İnsanlara karşı iyi olması ise, halk nazarında değer ve itibarını düşürecek
davranışlardan, sözlerden kaçmasıyla gerçekleşir. Neticede bu da bir bakıma
Allah’a karşı iyi olmanın, kâmil mânada dindarlığın bir neticesidir. Zira
dinimiz güzel ahlâka, ma’rufa, (âyet ve hadiste yer almamış olsa bile imamlarca
güzel sayılmış örfler, âdetler vs.) uymayı da emretmiştir.
Öyle ise adalet, râvî’nin dînî-insânî yönlerini
ifâde eder, mânevî değerini ortaya koyar.
Adalet’in bir râvîde hakîkî mânâda sübût
bulması, adaleti teşkîl eden sıfatların onda görülmesine ve bunun şehâdeti
makbûl kimselerce te’yîd edilmesine bağlıdır.
Hakkında arh vâkî olmayan kimse mecrûh değilse
de, adâlet’i de kesin değildir. Böyle bir kimse için iki hâl söz konusudur.
1-
Hakkında ta’dîl gelmemiştir: Bu durumda zâhiren adl’dir. Amma bâtınî adaleti
bilinmediği için adaletini selbedici kizb, gaflet, fısk vs. zannından uzak
değildir. Bu durumdaki kimseye, az ileride tekrar ele alacağımız üzere mesturu’l-adâle
dendiği gibi, kısaca mestûr ve hattâ “mechûlü’l-Adâle bâtınen” de denmiştir.

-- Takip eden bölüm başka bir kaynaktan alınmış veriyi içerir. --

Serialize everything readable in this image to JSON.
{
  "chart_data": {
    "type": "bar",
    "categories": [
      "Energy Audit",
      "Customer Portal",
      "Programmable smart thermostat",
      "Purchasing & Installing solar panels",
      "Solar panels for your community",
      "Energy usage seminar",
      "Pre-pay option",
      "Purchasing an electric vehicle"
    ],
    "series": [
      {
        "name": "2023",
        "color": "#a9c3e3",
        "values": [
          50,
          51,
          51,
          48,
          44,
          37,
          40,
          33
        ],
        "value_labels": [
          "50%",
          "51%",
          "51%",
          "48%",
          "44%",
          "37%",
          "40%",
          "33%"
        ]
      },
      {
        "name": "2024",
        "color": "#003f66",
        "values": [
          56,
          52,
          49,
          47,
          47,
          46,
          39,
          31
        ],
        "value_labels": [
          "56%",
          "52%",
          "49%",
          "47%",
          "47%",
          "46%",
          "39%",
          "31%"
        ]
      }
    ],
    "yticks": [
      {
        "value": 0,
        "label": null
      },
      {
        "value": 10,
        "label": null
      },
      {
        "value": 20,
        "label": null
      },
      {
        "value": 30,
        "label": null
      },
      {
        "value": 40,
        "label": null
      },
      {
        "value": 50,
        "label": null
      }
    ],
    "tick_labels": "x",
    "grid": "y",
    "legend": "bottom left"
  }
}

Hakkında tâ’dîl gelmediği halde zâhırî adâlete hükmedilmesi, berâet-i zimmet
asıldır düsturuna binaendir.
2-
Hakkında ta’dîl gelmiştir: Böyle bir râvîde bâtınî adâlet mevcut demektir.
Öyle ise bir râvîde gerçek mânâda adâlet’in
varlığı adâlet-i bâtına’nın varlığına bağlıdır. Bu ise dînin emirlerini fiîlen
yaşayıp, insanlar nazarında değerini düşürücü söz ve hareketlerden kaçınmayı
gerektirir. Bir kimse hakkında “adâlet sâhibidir” diye yapılacak şehâdet onun bu
fiilî yaşayışına bağlıdır.[2]
Adalet, ravinin adil olmasını gerektiren bir
sıfattır. Ravinin güvenilir kabul edilebilmesi için aranan bu adalet şartı,
zulmün zıt anlamlısı değil; şirk, fısk ve bid’at gibi bütün büyük ve küçük
günahlardan sakınmak ve takva sahibi, samimi bir müslüman olmak anlamındadır. Bu
vasıfları taşıyan kimselere hadis ıstılahında “adl” (âdil) denilmektedir.
Adalet, kişinin takva ve murüet sahibi olduğuna delil olan bir melekedir. Takva;
Allah’ın emirlerini yerine getirmek, yasaklarından da kaçınmaktır. Bu da büyük
günah işlememek, küçük günahlarda ısrar etmemek ve bid’atlardan uzak olmakla
meydana gelir. Murüet ise; riayet edildiğinde insanı güzel ahlak ve adalet
sahibi kılan edep kurallarıdır. Murüeti iki şey ortadan kaldırır: a)
İnsanı aşağılayan küçük günahlar; basit ve küçük bir şeyi çalmak gibi. b)
İnsanın onurunu düşüren ve onun şerefine halel getiren bazı mübah hareketler;
yolda bevletmek, edebi aşacak tarzda şaka yapmak. Bu tür şeyler daha çok örf ve
âdetlere dayanır.
[3]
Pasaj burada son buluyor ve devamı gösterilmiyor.